This apparatus is extremely rare: the only other known example, now at the University of Padua, originally belonged to Giovanni Poleni's Teatro di Filosofia Sperimentale. The device was invented in 1699 by Jean Truchet to demonstrate Galileo's law of falling bodies along an inclined plane. It provides an experimental demonstration of the acceleration of natural motion using an equivalent but different approach with respect to the inclined plane inv. 1041.
The apparatus consists of a hexagonal wooden base to which are fastened six curved brass bars that join in a common apex, forming a paraboloid. A pair of metal wires is wound in a spiral around the paraboloid, forming a track that rises from the base to the top of the device. At the apex of the paraboloid is a cup with a hole connecting it to the spiral track. A brass plumb line (now missing) ensured the perfect verticality of the device, a prerequisite for the experiment's success.

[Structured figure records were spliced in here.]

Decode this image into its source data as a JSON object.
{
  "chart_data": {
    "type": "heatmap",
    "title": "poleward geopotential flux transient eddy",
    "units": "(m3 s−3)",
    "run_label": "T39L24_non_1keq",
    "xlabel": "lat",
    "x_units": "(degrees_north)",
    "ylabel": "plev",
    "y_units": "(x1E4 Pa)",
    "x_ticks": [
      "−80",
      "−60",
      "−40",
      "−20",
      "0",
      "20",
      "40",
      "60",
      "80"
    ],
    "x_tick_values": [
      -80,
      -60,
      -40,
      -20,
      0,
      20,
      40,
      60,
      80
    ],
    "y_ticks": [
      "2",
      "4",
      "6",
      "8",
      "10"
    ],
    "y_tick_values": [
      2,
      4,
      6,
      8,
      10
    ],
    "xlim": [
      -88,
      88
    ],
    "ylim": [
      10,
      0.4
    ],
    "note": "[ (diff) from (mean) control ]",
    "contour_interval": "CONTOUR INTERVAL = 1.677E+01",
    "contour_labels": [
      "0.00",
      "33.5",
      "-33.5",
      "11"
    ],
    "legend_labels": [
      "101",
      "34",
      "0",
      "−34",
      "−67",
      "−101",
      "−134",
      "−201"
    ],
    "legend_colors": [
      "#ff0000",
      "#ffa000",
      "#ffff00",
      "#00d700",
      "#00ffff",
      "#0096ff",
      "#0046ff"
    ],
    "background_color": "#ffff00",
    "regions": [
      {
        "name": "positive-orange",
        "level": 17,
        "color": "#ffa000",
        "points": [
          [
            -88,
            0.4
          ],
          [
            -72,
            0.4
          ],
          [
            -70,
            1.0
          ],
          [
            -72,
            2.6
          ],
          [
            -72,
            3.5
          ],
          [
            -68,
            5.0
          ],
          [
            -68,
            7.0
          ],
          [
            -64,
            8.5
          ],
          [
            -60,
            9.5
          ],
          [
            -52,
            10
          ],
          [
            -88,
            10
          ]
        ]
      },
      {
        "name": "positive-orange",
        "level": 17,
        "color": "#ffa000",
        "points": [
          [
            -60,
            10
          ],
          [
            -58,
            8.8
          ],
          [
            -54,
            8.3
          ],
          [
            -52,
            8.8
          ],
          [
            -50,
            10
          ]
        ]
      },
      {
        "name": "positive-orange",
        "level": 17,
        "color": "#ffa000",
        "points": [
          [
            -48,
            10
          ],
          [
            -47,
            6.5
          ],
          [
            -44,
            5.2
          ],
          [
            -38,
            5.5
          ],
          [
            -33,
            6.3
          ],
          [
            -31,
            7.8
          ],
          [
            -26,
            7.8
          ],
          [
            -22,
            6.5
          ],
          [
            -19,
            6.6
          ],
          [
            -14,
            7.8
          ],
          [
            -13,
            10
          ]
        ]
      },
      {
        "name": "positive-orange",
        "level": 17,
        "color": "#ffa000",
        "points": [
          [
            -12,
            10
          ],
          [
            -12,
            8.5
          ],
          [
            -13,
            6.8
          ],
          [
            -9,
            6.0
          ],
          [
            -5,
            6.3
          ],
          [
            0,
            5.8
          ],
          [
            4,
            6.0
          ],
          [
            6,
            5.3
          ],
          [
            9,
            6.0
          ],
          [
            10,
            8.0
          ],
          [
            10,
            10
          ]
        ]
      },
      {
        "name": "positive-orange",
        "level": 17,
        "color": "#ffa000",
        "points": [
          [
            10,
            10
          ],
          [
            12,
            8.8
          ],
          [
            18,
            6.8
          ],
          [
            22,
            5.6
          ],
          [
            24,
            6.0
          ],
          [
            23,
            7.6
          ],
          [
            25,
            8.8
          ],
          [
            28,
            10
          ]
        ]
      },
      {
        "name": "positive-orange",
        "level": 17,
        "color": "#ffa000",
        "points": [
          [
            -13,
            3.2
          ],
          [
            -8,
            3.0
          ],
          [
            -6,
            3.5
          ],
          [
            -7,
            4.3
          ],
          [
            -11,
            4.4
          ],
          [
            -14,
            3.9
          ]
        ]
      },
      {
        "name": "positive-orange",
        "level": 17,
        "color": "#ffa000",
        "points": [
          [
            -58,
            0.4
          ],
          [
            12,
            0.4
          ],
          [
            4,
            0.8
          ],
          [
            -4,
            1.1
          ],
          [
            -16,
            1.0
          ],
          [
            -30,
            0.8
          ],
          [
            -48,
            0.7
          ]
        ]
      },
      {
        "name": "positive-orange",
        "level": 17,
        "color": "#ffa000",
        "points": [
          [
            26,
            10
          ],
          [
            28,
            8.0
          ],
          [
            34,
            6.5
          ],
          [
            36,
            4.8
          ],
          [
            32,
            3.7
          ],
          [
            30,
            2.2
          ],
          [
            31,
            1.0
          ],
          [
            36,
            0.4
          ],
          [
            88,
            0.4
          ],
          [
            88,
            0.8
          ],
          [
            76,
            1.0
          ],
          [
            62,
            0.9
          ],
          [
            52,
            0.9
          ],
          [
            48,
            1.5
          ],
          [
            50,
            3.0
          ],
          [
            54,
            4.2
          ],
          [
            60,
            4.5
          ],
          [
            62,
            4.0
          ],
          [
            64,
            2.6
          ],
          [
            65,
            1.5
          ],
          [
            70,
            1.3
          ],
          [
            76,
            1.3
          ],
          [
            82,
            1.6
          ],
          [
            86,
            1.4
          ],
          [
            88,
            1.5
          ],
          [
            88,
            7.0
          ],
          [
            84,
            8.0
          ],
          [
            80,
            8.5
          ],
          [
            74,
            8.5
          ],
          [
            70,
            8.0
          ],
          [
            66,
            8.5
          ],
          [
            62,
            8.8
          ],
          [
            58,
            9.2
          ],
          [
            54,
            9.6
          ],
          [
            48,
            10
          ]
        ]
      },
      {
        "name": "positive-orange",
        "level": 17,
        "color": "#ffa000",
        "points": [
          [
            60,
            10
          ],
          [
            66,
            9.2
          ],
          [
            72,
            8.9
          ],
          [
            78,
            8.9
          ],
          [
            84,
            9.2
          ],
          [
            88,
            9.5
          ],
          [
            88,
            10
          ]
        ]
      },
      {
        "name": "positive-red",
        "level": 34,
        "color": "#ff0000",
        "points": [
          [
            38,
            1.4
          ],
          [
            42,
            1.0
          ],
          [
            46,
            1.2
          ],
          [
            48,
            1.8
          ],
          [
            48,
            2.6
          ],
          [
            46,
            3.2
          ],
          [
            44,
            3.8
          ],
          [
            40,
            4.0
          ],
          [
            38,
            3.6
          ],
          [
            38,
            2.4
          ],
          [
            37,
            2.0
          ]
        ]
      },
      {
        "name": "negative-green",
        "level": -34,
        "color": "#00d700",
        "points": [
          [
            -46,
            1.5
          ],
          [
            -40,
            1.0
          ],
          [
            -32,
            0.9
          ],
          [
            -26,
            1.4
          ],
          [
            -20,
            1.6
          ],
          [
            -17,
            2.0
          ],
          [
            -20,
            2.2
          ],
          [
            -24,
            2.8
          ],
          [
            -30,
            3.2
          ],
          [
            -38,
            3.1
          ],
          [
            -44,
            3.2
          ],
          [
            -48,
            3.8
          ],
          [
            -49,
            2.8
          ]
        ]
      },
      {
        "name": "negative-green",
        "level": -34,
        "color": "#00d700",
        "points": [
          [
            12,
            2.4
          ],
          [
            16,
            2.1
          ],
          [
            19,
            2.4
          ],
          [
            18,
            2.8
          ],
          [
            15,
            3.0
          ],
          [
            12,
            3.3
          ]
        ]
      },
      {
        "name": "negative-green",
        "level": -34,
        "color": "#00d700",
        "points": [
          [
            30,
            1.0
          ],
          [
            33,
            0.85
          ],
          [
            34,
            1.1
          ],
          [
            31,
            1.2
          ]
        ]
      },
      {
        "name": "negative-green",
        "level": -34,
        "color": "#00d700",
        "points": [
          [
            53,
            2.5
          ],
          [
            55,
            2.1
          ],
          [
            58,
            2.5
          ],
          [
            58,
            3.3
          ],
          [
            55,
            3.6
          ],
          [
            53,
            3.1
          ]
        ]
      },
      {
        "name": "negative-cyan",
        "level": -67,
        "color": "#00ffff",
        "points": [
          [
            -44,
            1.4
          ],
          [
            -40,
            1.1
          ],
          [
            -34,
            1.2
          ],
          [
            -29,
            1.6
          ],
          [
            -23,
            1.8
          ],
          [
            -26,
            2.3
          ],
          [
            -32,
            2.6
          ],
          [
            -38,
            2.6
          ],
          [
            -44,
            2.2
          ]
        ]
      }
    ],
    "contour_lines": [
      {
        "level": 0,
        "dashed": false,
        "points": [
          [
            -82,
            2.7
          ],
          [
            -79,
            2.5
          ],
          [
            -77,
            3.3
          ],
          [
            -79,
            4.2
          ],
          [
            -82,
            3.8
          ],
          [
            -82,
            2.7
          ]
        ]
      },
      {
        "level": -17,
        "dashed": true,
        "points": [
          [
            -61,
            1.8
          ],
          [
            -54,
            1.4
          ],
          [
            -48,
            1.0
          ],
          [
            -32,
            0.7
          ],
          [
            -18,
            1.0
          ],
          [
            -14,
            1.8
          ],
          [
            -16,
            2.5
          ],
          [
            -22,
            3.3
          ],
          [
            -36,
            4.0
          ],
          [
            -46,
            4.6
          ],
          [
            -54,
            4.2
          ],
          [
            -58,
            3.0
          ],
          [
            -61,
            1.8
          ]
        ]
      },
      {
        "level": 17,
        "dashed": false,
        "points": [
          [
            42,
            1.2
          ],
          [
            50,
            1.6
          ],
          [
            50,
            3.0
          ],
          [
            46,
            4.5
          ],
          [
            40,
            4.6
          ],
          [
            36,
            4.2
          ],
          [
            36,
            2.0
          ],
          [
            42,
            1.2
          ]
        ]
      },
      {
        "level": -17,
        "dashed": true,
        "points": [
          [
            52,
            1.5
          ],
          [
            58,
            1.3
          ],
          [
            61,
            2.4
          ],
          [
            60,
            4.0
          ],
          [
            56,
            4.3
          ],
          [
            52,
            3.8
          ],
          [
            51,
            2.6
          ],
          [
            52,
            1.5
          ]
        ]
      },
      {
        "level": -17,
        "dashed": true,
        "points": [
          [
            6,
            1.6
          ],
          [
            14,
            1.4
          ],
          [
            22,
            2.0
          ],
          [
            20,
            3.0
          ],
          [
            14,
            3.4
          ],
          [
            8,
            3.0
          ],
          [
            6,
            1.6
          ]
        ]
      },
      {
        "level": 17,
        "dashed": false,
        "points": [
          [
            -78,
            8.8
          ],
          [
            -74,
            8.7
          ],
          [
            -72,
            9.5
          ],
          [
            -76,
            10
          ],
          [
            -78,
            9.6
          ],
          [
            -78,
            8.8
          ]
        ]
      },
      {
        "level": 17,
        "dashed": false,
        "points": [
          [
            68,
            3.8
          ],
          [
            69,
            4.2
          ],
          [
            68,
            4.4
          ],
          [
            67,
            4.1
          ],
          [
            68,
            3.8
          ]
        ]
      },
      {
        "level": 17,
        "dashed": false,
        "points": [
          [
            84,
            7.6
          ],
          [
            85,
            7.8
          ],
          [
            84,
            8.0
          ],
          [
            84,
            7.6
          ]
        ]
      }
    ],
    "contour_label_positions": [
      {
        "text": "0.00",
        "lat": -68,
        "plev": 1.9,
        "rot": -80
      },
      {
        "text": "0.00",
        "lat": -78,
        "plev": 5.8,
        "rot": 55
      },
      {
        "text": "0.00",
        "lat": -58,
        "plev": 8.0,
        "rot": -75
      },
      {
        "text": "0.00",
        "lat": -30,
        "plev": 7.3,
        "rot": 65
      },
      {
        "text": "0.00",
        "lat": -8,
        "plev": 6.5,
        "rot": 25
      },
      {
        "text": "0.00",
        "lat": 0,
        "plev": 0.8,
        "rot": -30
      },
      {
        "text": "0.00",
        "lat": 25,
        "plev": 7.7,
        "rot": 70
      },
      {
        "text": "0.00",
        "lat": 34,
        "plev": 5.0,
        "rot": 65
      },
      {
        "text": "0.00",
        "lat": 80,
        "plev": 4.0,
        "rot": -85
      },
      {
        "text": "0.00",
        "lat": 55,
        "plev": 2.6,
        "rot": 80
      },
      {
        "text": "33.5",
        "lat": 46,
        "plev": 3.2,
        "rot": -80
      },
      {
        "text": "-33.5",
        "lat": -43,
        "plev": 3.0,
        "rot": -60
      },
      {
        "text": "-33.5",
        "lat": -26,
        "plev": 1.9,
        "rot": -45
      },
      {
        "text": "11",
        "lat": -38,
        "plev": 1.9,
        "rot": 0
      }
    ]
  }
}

A ball is dropped down the track. When the ball has completed the first turn of the spiral, the second ball is released. We observe that each turn, whose length increases in the sequence of odd numbers beginning with 1, is covered by both balls in equal times, exactly as predicted by Galileo's law of natural motion. The base of the apparatus conceals a clockwork mechanism fitted with a spoon that reactivates the experiment by releasing the ball again. Provenance: Lorraine collections.